System browser cx flow chart

Step 3: The Login Screen

In both SVC and system browser flow, the HAQM customer will see the login screen immediately after clicking a Login with HAQM button.

LWA login screen

The HAQM-branded login screen consists of the following:

  • The app name you select when you register with Login with HAQM.
  • A Forgot your password? link the customer can click to reset their HAQM.com password.
  • Fields for the customer to enter in their HAQM.com account credentials.
  • A Show password checkbox the customer can select to display the password they're typing in. By default, the password will be shown.
  • A Keep me signed in checkbox the customer can select to skip the login and consent screens the next time they visit your app and use Login with HAQM. Instead, the next time they log in to your app they will see an acknowledgement screen (below), where they can click Continue to login to your app with their HAQM account credentials.
    LWA acknowledgement screen
  • A secure Sign in button the customer can click when they’re ready to authenticate to HAQM using their account credentials. Clicking Sign in will redirect the customer to the consent screen, or to your app, as described in the Login Flows sections above.
  • A Create a new HAQM account button the customer can click to create a new account, then sign into your app.
  • A list of benefits for using Login with HAQM, and a Learn More link the customer can click for more details.
  • Links to the Conditions of Use and Privacy Notice relevant to their usage of Login with HAQM.

If your app requests access to a customer’s profile information (such as their name, email address, or postal code), the customer will be made aware of this via the consent screen.

LWA consent screen

The HAQM-branded consent screen consists of the following:

  • A drop-down list showing the customer's name in the upper, right corner.
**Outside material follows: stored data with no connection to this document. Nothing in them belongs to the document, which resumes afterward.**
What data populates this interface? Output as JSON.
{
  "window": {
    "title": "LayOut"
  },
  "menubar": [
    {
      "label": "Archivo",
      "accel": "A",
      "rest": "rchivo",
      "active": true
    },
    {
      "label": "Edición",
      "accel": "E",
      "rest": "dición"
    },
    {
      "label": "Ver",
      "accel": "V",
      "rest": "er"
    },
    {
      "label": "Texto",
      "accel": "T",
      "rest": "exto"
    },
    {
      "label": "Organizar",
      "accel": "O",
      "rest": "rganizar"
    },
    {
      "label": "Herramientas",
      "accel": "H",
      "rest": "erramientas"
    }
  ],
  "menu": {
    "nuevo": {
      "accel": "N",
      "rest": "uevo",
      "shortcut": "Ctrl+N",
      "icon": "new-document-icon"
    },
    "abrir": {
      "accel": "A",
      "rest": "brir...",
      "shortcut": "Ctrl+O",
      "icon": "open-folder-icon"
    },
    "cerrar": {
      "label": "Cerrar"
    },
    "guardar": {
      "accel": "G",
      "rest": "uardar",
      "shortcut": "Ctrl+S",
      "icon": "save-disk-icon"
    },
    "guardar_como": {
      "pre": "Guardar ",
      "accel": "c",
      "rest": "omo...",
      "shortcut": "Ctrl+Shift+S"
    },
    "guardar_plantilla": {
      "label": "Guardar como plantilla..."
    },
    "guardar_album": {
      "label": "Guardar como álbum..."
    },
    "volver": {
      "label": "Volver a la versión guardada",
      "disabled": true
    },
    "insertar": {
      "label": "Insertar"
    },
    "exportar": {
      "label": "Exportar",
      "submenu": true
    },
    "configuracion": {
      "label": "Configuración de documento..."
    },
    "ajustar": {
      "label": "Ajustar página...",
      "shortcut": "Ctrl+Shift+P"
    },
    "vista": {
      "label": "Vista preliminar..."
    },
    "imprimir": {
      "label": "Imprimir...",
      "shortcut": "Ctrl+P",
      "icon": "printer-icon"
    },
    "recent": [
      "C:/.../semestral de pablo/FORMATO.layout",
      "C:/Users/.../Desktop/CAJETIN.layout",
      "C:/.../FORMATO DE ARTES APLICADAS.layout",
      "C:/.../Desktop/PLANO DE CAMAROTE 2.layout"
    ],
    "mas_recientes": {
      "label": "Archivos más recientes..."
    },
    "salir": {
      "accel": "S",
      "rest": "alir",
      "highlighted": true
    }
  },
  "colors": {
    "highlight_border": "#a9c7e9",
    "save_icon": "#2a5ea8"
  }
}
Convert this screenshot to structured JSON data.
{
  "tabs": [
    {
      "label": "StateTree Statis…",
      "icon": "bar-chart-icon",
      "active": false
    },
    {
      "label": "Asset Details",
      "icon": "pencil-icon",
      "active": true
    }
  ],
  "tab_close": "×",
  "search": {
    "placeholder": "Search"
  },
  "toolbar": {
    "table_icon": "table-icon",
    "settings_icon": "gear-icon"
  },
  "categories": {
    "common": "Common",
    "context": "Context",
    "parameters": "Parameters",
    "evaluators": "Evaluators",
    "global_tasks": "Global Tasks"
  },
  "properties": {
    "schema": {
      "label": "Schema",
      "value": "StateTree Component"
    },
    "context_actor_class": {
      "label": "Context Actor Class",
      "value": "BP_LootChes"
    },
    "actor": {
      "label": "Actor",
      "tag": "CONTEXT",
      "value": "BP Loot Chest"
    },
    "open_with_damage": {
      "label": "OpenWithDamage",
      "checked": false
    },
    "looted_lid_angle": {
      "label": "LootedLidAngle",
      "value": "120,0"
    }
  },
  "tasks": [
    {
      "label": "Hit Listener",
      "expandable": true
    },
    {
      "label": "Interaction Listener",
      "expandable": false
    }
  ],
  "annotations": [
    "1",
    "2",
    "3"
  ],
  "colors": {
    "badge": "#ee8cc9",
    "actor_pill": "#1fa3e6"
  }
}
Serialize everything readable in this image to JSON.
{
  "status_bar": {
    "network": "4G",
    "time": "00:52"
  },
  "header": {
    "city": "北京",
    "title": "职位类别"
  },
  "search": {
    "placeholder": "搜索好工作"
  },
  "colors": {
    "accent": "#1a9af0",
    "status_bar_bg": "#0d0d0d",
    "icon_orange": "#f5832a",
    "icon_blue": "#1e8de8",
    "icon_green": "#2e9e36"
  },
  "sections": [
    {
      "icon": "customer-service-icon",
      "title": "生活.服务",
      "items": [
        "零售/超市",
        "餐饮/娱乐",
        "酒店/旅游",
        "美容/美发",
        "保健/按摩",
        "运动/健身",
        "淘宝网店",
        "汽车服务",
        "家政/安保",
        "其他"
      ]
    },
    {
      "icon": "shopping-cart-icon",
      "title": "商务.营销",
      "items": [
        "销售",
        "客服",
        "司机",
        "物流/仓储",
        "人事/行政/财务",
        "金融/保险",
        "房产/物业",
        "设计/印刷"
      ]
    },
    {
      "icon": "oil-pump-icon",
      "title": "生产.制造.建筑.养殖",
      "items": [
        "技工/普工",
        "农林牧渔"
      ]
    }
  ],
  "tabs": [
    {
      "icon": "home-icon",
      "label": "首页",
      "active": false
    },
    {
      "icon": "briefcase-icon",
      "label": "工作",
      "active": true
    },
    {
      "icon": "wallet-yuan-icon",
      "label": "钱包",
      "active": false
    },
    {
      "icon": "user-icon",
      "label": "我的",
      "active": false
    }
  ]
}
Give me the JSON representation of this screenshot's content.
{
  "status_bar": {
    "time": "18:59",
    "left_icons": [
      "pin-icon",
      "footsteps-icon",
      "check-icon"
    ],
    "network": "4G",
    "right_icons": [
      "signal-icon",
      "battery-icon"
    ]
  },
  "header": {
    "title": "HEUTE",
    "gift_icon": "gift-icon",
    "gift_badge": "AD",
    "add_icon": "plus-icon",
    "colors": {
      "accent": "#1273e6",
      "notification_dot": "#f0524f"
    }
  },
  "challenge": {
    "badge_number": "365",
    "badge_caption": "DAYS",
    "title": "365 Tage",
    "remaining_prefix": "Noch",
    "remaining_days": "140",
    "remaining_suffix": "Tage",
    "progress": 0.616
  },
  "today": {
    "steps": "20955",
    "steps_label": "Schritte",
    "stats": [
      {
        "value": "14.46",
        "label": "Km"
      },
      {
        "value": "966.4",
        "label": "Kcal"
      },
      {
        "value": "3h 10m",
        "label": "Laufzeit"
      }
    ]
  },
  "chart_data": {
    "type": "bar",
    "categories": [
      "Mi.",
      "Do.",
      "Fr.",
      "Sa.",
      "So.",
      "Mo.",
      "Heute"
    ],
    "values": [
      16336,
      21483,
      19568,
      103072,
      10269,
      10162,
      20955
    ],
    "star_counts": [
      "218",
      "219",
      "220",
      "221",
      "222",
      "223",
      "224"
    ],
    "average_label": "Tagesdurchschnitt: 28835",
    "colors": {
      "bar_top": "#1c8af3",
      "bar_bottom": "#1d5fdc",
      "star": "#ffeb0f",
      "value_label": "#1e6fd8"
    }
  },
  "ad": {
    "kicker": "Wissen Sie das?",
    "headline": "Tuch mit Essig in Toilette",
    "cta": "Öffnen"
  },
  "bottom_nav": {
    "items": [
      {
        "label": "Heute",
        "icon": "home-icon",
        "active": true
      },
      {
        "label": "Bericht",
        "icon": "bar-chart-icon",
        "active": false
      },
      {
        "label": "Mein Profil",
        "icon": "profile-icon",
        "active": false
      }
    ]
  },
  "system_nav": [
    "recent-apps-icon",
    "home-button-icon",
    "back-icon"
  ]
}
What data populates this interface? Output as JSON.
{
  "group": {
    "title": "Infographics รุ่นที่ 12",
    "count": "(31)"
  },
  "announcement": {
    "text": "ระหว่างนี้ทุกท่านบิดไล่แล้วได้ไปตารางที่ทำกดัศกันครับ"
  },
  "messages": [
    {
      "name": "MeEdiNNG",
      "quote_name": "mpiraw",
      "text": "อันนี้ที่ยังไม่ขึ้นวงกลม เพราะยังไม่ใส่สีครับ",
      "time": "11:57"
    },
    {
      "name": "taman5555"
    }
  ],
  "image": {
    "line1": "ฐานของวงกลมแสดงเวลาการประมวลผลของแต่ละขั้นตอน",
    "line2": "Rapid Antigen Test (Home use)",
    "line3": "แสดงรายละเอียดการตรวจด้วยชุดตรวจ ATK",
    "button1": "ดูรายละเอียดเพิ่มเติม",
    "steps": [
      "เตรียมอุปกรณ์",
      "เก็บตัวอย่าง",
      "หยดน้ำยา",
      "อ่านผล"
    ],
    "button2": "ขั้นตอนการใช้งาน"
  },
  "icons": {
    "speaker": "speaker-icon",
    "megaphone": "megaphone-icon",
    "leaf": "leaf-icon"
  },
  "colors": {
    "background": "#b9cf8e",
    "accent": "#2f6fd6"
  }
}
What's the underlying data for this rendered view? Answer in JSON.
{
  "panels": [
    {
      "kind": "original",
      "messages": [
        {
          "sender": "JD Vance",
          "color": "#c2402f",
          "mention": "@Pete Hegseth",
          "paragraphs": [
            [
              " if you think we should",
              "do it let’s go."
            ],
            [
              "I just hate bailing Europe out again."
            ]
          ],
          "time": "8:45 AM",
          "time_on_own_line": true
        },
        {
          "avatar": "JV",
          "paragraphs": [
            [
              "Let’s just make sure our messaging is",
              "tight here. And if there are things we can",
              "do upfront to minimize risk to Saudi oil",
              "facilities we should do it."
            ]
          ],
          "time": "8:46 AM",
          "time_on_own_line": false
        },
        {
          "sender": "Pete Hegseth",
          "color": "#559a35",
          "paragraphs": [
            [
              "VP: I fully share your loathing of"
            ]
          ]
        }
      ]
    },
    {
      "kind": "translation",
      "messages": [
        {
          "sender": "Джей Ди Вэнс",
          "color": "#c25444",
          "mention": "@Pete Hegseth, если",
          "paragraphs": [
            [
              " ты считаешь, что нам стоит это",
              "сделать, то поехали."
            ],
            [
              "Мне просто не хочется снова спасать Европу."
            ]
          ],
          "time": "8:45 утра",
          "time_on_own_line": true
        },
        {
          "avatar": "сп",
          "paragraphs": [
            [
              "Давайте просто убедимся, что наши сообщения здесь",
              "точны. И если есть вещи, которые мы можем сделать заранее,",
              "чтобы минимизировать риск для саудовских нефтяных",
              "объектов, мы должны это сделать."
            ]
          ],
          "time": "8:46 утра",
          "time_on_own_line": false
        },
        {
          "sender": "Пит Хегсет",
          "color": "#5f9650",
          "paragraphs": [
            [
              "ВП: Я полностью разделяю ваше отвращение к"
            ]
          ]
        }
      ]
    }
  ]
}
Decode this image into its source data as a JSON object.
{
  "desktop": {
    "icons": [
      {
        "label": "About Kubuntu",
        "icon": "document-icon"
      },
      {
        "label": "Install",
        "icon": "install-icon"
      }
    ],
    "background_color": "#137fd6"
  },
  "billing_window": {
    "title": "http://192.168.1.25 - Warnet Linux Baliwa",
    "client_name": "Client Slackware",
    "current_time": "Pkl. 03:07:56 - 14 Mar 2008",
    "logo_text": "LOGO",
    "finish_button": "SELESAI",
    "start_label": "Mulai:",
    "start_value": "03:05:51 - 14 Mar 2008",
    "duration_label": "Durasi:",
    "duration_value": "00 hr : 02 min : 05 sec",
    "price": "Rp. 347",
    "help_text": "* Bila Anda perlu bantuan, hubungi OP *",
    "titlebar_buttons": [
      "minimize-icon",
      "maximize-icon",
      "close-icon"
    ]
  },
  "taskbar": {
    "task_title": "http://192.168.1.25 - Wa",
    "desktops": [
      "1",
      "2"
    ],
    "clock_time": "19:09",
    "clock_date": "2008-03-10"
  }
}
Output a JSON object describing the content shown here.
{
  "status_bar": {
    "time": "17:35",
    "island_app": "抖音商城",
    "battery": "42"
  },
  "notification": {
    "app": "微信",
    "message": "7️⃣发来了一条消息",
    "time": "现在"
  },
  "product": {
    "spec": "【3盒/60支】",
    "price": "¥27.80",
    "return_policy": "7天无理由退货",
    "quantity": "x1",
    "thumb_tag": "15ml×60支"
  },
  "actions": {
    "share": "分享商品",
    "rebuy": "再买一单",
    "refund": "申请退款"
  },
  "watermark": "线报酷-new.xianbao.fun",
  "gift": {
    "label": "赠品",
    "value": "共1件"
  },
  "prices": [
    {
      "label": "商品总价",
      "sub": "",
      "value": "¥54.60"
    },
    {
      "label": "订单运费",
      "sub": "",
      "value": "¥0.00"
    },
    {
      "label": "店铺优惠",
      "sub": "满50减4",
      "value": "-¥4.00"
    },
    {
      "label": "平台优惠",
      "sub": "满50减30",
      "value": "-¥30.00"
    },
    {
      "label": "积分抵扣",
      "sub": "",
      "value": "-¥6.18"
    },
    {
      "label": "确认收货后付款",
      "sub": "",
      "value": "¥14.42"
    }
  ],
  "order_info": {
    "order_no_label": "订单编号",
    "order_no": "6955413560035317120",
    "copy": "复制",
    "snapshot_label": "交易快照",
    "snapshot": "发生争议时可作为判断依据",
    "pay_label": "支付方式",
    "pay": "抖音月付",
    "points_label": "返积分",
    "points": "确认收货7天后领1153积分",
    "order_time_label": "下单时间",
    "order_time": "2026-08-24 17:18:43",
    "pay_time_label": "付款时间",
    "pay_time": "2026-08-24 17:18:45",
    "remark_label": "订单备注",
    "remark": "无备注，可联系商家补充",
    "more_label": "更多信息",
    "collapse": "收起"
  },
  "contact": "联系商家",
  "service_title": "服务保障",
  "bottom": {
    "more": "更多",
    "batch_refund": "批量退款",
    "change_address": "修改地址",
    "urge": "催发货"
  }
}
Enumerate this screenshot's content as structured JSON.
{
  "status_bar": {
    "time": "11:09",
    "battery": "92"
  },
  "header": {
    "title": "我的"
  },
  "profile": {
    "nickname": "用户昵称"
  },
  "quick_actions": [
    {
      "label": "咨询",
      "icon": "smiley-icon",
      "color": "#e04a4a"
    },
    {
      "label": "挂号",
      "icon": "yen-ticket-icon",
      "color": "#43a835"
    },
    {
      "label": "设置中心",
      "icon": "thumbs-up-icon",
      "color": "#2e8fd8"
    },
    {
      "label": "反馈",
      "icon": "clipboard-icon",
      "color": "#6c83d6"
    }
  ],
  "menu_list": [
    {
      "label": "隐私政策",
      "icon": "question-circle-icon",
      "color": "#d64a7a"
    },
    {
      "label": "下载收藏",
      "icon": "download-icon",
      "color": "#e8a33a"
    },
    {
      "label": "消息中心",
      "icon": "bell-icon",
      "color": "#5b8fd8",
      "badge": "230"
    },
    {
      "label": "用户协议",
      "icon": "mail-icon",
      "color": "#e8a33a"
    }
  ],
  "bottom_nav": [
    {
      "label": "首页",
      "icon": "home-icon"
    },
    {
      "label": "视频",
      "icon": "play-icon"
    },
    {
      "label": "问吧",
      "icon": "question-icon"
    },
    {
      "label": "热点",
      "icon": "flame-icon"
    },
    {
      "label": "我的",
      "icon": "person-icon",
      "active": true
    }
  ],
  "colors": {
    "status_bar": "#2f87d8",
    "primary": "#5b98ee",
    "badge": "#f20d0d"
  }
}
Clicking the drop-down arrow will allow the customer to choose another HAQM account to authenticate with.
  • The app name and logo you provide when you register with Login with HAQM.
  • A list of each permission requested by your app.
  • An I agree button the customer can click if they agree to share their information. Clicking I agree will redirect the customer back to your app as described in the Login Flows sections above.
  • A Cancel button the customer can click if they do not agree to share their information. Clicking Cancel will bring the customer back to your app unauthenticated.
  • A Your Account link the customer can click to remove permissions they've granted to apps via Login with HAQM.
  • A link to the privacy policy for your app that you provide when you register with Login with HAQM.

Step 5: Success!

After a customer has completed the login flow, they are automatically redirected back to your iOS app.